My grandpa on my mother’s side was born and raised in Hillcrest, Alberta, Canada, in 1930 before he moved to Vancouver, BC, Canada, in 1950. My mother’s father worked for the Canadian Pacific Railway (CPR) while attending the University of British Columbia as a full-time student (UBC). My mother’s dad was a heavy cigarette smoker and had wood-burning fireplaces, combining to pollute the air with toxic particles from the smoke. However, my mother’s father used paper bags instead of plastic bags which has become a widespread environmental movement in recent years and has contributed to the city I live in banning retailers from distributing plastic bags to consumers. Thus, you could say he was ahead of his time with the choice in the material of his bag usage, but that he did not necessarily value his environment and negatively transformed it with his pollutant habits. Southern Alberta was mainly farming land and plains, a blend of natural and human-made environments. In Alberta, Canada, in the 1930s, hundreds of thousands of people departed from the Great Plains due to persistent “insufficient soil moisture availability,” which the region’s crops necessitate to mature successfully.[4] These drought circumstances corresponded with the unemployment and financial struggle from the Great Depression and were natural but also caused by European expansion.[4] Thus, my mother’s father endured economic and ecological adversity early on.
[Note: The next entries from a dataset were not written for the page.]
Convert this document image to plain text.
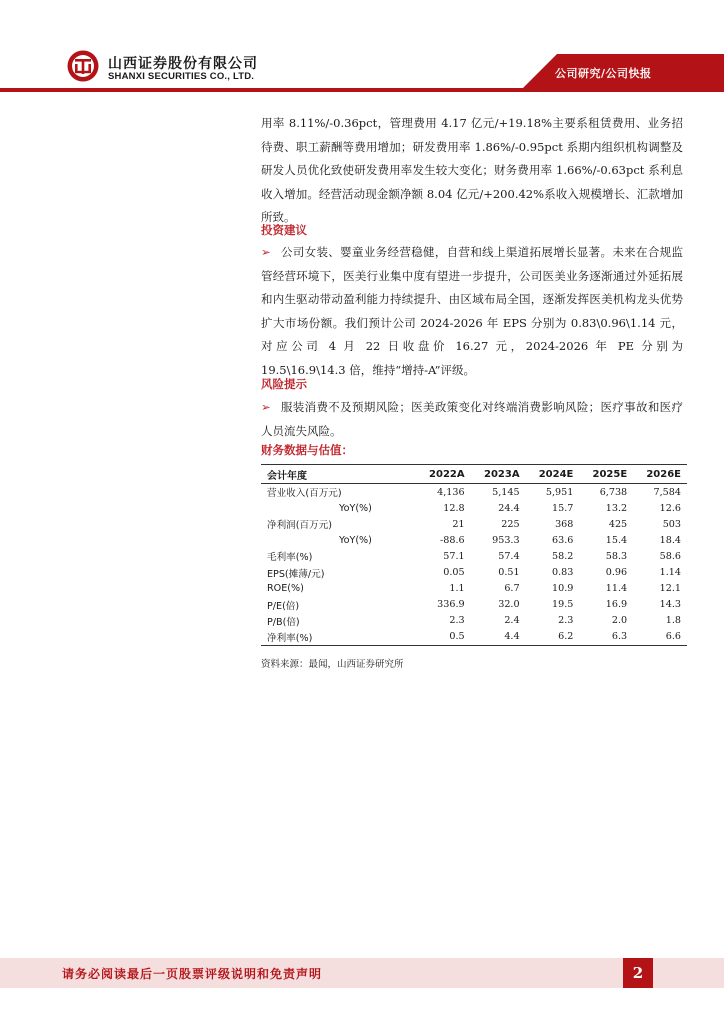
山西证券股份有限公司
SHANXI SECURITIES CO., LTD.	公司研究/公司快报

用率 8.11%/-0.36pct，管理费用 4.17 亿元/+19.18%主要系租赁费用、业务招待费、职工薪酬等费用增加；研发费用率 1.86%/-0.95pct 系期内组织机构调整及研发人员优化致使研发费用率发生较大变化；财务费用率 1.66%/-0.63pct 系利息收入增加。经营活动现金额净额 8.04 亿元/+200.42%系收入规模增长、汇款增加所致。

投资建议

➢ 公司女装、婴童业务经营稳健，自营和线上渠道拓展增长显著。未来在合规监管经营环境下，医美行业集中度有望进一步提升，公司医美业务逐渐通过外延拓展和内生驱动带动盈利能力持续提升、由区域布局全国，逐渐发挥医美机构龙头优势扩大市场份额。我们预计公司 2024-2026 年 EPS 分别为 0.83\0.96\1.14 元，对应公司 4 月 22 日收盘价 16.27 元，2024-2026 年 PE 分别为 19.5\16.9\14.3 倍，维持“增持-A”评级。

风险提示

➢ 服装消费不及预期风险；医美政策变化对终端消费影响风险；医疗事故和医疗人员流失风险。

财务数据与估值：
会计年度	2022A	2023A	2024E	2025E	2026E
营业收入(百万元)	4,136	5,145	5,951	6,738	7,584
YoY(%)	12.8	24.4	15.7	13.2	12.6
净利润(百万元)	21	225	368	425	503
YoY(%)	-88.6	953.3	63.6	15.4	18.4
毛利率(%)	57.1	57.4	58.2	58.3	58.6
EPS(摊薄/元)	0.05	0.51	0.83	0.96	1.14
ROE(%)	1.1	6.7	10.9	11.4	12.1
P/E(倍)	336.9	32.0	19.5	16.9	14.3
P/B(倍)	2.3	2.4	2.3	2.0	1.8
净利率(%)	0.5	4.4	6.2	6.3	6.6
资料来源：最闻，山西证券研究所
请务必阅读最后一页股票评级说明和免责声明	2
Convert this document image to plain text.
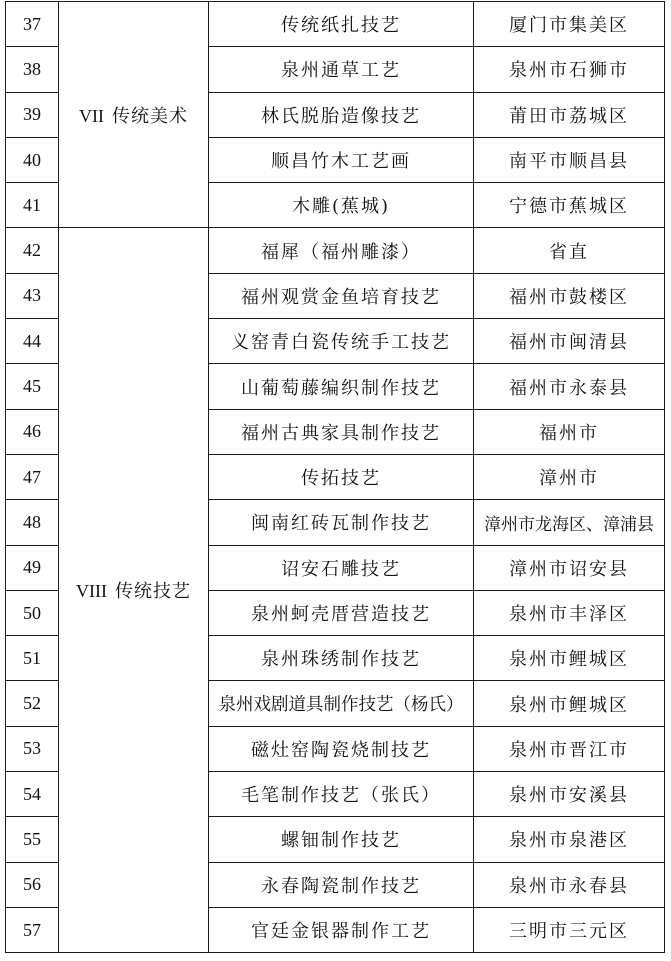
37	VII 传统美术	传统纸扎技艺	厦门市集美区
38		泉州通草工艺	泉州市石狮市
39		林氏脱胎造像技艺	莆田市荔城区
40		顺昌竹木工艺画	南平市顺昌县
41		木雕(蕉城)	宁德市蕉城区
42	VIII 传统技艺	福犀（福州雕漆）	省直
43		福州观赏金鱼培育技艺	福州市鼓楼区
44		义窑青白瓷传统手工技艺	福州市闽清县
45		山葡萄藤编织制作技艺	福州市永泰县
46		福州古典家具制作技艺	福州市
47		传拓技艺	漳州市
48		闽南红砖瓦制作技艺	漳州市龙海区、漳浦县
49		诏安石雕技艺	漳州市诏安县
50		泉州蚵壳厝营造技艺	泉州市丰泽区
51		泉州珠绣制作技艺	泉州市鲤城区
52		泉州戏剧道具制作技艺（杨氏）	泉州市鲤城区
53		磁灶窑陶瓷烧制技艺	泉州市晋江市
54		毛笔制作技艺（张氏）	泉州市安溪县
55		螺钿制作技艺	泉州市泉港区
56		永春陶瓷制作技艺	泉州市永春县
57		官廷金银器制作工艺	三明市三元区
My grandparents on my father’s side were both born in Sri Lanka and resided there until 1976, when they moved to Vancouver, BC, Canada. My grandparents’ houses in Sri Lanka were constructed of clay, and they consumed rice, roti, and curries for nutrition. When my father’s parents moved to Vancouver, my dad was twelve years old and unaware of the Canadian lifestyle. My father’s dad smoked cigarettes and drove a gas-fueled car, worsening his locality’s air quality. My father’s mom took public transit and reused plastic grocery bags so that she would use fewer natural materials when purchasing items. Their environment could be considered exotic in comparison to the climate of Vancouver, Canada and has undoubtedly been influenced and transformed by past British expansion. My grandparents on my father’s side utilized their environment and its resources more than anyone else in my family. They appreciated and valued their native but heavily European-influenced Sri Lankan environment by performing rituals, dances, and prayers.

 

(1) https://www.thecanadianencyclopedia.ca/en/article/vancouver

(2) Thiessen, Lee. “Protesting Smoke: A Social and Political History of Vancouver Air Pollution in the 1950s and 1960s.” Urban history review 46, no. 1 (2017): 57–70.

(3) Hardwick, Walter G. “Responding to the 1960s: Designing Adaptable Communities in Vancouver.” Environment and behavior 26, no. 3 (1994): 338–362.

(4) Gilbert, Genevieve, and Robert McLeman. “Household Access to Capital and Its Effects on Drought Adaptation and Migration: A Case Study of Rural Alberta in the 1930s.” Population and environment 32, no. 1 (2010): 3–26.